Bringing transparency to federal inspections
Tag No.: O0250
Based on record review and interview the facility failed to ensure staff followed policy in place for suicide assessments and interventions for 1 (P[patient] 8) out of 4 (P2, P8, P9, and P14) patients reviewed for presenting to the hospital with psychiatric complaints. This deficient practice could lead to patients presenting with psychiatric complaints being at increased risk for self-harm while in a hospital setting.
The findings are:
A. Record review of the facility's Policy titled, "Suicide Assessments and Interventions," dated 05/27/2025 stated, If the patient has a positive screen (suicidal), the clinical staff will assess suicide ideation (thinking about or planning suicide) and risk with the Columbia Suicide Severity Rating Scale (C-SSRS). There are 3 levels to this assessment Low Risk, Medium Risk and High Risk. High risk level is a patient that attempts suicide and requires continuous one on one observation (a person that sits with the patients and always watches the person to ensure the patient is safe and not self-harming). With documentation of what the patient is doing or where the patient is every 15 minutes and requires an inpatient behavioral health admission.
B. Record review of P8's chart revealed P8 came to the Emergency Department (ED) on 05/19/2025 at 6:52 pm with chief complaint, "Suicide Attempt." There was no Columbia Suicide Severity Rating Scale assessment completed in the chart, there was no documentation of one-on-one observations, or every 15-minute documentation. P8 was transferred out via air to a higher level of care for the chief complaint of suicide attempt.
C. During an interview on 07/28/2025 at 2:15 pm with S[staff] 4 (clinical) it was confirmed that P8 came to the ED with chief complaint, "Suicide Attempt." S4 confirmed there was no Columbia Suicide Severity Rating Scale completed to assess the patients risk for suicide, there was no suicide precautions ordered such as one-on-one for patient monitoring or documentation every 15 minutes of the patients activity or suicide risk to keep the patient safe with no self-harming activity occurring. S4 confirmed that the staff did not put in place the intervention that would keep P8 safe from harm.

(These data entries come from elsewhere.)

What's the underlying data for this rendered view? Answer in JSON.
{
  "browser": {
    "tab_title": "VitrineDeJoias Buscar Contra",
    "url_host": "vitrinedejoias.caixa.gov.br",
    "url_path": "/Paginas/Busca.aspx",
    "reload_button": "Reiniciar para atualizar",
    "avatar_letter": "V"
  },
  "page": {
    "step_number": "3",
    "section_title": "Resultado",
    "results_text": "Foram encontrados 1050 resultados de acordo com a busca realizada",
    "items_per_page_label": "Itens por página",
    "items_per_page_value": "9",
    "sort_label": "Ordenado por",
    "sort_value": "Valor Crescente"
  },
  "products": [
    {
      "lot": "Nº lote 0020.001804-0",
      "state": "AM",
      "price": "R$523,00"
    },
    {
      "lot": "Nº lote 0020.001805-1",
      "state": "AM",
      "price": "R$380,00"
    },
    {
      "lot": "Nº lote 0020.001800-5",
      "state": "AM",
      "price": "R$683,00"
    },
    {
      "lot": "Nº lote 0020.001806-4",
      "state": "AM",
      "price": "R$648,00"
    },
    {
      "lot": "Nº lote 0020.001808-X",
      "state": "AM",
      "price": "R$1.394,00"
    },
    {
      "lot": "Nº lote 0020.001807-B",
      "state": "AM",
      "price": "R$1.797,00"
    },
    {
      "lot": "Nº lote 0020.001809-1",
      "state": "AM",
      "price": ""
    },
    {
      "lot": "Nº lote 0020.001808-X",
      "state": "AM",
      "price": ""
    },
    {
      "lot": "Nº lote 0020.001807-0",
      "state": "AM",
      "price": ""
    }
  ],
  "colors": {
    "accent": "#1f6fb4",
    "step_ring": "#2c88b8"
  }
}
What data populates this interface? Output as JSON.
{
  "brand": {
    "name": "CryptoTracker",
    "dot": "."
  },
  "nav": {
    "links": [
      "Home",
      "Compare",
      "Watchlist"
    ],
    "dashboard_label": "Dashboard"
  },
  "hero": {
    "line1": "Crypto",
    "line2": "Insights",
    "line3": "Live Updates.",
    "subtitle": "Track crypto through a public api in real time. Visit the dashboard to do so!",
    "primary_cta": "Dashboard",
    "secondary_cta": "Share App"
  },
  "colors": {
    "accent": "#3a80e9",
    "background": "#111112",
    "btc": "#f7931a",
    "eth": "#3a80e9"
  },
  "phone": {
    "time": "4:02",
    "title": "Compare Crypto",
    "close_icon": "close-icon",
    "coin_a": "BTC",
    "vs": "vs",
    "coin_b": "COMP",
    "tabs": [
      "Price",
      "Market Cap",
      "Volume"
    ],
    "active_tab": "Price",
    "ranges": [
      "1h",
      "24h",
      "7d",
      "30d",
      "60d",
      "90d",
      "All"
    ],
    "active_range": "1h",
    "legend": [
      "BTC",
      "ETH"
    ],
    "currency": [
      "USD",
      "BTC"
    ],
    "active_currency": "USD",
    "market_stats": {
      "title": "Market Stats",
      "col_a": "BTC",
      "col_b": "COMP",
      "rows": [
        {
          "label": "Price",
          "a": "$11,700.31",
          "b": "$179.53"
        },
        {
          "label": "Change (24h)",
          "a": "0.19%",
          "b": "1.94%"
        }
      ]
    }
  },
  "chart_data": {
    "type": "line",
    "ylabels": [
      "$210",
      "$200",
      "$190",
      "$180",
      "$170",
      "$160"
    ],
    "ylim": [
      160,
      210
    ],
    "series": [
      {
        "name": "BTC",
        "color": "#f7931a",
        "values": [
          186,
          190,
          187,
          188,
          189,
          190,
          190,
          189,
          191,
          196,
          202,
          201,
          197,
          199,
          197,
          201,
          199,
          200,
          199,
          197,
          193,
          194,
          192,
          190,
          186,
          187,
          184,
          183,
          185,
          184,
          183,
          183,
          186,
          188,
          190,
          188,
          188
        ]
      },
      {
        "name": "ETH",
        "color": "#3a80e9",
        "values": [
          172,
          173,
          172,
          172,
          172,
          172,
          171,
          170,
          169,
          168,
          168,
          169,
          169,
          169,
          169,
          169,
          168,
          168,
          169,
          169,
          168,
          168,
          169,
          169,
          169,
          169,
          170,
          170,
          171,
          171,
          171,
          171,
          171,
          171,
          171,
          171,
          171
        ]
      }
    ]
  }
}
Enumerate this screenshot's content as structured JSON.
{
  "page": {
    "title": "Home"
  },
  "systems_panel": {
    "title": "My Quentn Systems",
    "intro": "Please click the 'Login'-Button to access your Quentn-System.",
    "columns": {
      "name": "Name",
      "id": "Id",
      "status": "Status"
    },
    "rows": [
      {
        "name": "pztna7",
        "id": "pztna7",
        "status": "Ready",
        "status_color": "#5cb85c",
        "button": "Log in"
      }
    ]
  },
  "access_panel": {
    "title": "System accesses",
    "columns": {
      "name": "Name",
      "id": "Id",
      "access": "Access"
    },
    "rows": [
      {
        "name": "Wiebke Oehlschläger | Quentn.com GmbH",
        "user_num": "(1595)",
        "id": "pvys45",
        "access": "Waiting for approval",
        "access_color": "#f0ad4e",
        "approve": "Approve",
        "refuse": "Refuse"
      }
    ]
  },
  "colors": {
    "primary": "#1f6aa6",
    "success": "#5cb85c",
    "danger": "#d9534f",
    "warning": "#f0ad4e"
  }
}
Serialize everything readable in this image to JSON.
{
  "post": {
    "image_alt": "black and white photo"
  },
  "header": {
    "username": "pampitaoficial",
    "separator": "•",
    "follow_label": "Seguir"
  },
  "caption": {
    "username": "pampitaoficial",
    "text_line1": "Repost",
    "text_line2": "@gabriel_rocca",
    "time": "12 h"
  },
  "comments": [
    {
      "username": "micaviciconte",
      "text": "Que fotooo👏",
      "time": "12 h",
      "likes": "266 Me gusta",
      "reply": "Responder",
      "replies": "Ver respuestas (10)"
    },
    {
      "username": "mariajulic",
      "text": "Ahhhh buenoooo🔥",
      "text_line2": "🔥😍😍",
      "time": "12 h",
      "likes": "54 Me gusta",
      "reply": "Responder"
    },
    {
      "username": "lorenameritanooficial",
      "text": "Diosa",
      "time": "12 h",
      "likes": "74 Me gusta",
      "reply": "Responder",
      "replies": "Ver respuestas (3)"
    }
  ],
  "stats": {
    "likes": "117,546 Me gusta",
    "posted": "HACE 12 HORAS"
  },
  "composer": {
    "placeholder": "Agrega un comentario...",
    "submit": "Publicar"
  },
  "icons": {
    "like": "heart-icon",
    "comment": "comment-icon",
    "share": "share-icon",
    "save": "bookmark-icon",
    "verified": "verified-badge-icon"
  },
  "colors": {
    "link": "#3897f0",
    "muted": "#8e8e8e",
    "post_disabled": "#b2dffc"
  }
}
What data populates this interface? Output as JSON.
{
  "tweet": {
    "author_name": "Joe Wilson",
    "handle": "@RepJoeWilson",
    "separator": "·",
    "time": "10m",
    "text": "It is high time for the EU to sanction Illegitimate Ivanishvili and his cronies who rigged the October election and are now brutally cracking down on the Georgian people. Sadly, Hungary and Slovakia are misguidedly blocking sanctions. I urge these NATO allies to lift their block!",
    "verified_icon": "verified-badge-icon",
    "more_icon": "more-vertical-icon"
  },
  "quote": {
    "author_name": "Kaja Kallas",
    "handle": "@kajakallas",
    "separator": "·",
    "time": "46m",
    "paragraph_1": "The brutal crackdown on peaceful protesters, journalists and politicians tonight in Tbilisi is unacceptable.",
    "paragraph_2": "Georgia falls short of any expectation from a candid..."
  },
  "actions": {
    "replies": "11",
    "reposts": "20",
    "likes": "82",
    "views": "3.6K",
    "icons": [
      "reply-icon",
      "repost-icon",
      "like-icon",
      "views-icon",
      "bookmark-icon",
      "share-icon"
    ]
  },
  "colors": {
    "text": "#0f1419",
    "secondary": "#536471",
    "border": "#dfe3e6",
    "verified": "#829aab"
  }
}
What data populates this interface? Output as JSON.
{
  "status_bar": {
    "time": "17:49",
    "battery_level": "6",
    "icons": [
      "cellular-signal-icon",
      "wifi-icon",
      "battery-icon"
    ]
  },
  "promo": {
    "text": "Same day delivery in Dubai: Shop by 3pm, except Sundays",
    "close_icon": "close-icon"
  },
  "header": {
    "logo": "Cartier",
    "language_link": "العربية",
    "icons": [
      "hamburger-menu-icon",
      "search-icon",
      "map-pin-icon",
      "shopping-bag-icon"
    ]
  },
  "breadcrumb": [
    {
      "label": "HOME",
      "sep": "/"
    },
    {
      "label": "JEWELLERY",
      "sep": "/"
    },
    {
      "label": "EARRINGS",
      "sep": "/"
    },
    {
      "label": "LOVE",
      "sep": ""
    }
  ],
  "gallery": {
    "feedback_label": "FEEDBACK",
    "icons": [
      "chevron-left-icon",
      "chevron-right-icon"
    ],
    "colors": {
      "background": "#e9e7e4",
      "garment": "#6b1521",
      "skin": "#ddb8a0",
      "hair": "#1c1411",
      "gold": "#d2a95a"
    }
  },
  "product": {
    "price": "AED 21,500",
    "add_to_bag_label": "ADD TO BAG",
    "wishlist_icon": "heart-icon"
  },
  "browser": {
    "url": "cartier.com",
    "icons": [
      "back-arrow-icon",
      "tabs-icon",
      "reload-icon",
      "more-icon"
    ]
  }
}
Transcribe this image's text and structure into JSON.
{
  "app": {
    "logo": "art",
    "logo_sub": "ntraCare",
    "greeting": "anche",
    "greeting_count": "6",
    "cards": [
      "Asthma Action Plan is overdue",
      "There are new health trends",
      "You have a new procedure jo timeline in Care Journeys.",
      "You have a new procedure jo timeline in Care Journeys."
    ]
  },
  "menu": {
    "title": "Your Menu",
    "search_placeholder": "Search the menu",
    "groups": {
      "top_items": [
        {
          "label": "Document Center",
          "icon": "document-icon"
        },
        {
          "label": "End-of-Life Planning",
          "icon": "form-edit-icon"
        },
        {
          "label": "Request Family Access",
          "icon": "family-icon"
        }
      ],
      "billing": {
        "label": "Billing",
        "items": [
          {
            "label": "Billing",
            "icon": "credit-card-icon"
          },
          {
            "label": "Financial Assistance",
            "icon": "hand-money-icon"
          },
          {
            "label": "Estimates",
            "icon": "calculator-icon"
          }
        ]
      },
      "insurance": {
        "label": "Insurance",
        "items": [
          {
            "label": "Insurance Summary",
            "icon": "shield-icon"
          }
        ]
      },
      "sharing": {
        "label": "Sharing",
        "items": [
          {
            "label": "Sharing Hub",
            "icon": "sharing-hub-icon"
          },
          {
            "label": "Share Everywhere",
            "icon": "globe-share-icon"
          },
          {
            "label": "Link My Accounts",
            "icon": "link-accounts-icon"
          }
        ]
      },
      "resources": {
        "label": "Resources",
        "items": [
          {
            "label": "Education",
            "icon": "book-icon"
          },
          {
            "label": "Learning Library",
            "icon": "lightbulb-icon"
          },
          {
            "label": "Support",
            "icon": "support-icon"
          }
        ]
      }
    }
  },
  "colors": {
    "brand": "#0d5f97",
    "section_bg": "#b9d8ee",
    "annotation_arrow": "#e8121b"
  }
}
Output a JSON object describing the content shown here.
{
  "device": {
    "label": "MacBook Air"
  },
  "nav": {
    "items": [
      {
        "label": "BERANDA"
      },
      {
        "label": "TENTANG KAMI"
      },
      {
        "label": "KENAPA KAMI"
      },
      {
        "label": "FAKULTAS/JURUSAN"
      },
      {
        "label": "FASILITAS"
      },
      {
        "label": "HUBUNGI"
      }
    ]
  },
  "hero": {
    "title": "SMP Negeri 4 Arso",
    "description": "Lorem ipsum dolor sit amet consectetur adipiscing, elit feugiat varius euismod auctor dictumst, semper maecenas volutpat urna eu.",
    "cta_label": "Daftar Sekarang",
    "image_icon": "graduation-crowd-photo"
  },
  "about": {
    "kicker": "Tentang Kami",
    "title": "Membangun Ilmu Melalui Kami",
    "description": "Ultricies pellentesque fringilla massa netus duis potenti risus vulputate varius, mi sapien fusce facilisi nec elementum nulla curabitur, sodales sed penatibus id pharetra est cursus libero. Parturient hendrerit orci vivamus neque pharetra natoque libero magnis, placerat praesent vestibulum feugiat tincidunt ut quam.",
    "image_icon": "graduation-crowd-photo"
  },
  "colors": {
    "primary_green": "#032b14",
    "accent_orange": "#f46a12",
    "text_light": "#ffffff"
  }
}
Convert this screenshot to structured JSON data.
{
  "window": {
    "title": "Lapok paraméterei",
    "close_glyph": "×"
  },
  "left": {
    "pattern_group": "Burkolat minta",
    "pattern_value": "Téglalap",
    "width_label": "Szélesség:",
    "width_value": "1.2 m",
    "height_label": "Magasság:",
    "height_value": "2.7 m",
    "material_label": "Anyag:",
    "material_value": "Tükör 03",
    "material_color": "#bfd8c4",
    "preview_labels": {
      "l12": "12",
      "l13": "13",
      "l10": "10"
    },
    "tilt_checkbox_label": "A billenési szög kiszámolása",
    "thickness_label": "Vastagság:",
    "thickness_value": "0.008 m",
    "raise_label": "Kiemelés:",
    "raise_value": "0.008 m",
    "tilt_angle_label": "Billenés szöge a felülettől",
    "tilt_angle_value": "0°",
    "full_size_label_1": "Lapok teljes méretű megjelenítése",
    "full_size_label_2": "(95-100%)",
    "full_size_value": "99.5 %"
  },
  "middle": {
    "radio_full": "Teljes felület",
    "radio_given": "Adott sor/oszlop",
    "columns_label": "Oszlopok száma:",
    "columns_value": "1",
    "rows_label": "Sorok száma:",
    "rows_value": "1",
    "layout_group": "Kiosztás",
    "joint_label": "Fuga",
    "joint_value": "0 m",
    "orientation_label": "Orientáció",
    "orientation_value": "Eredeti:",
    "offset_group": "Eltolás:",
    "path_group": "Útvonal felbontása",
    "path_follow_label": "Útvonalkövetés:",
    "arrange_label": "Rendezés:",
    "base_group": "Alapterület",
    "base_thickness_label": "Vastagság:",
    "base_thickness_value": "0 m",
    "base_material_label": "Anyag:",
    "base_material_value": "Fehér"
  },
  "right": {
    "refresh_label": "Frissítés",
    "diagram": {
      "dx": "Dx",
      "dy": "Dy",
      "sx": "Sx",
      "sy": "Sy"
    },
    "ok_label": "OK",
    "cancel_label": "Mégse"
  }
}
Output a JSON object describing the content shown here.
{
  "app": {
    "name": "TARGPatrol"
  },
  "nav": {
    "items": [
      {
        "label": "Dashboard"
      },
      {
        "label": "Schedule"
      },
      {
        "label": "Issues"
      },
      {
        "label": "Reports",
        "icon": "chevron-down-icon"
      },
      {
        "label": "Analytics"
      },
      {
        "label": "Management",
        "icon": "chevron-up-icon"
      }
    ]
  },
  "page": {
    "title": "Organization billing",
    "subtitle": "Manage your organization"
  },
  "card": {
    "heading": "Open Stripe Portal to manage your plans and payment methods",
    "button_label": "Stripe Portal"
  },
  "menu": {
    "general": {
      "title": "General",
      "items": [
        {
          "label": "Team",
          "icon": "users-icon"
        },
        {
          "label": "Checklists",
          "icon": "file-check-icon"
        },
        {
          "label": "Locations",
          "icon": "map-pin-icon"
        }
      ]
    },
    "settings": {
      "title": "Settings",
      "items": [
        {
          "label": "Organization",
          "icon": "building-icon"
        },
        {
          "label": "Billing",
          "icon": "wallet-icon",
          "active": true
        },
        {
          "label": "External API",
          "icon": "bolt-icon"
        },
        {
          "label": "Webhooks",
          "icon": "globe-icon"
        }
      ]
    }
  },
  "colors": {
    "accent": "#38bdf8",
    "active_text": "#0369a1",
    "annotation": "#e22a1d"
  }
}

D. During an interview on 07/30/2025 at 10:30 am with S6 (clinical) it was confirmed that patients that come into the ED with a Chief Complaint of suicide ideation or attempt were placed in the room in front of the nurse's station, there is not a staff member assigned to the patient for one-on-one watch. The staff will watch the patients as they work, and S6 did confirm that a suicidal patient will be left unattended to care for other patients.
Tag No.: O0630
Based on interview the facility failed to have a discharge planning process in place for any patient that presents to the hospital. This deficient practice could lead to increased hospital visits because patients don't have access to discharge planning.
The findings are:
A. During an interview on 07/29/2025 at 12:45 pm with S(staff)3, clinical, they explained that discharge planning is managed by the nursing staff and the provider.
B. During an interview on 07/29/2025 at 1:00 pm with S4, clinical, they explained that the facility does not have a discharge planner.
C. During an interview on 07/30/2025 at 1:00 pm with S4, clinical, it was confirmed that the facility did not have a policy regarding discharge planning.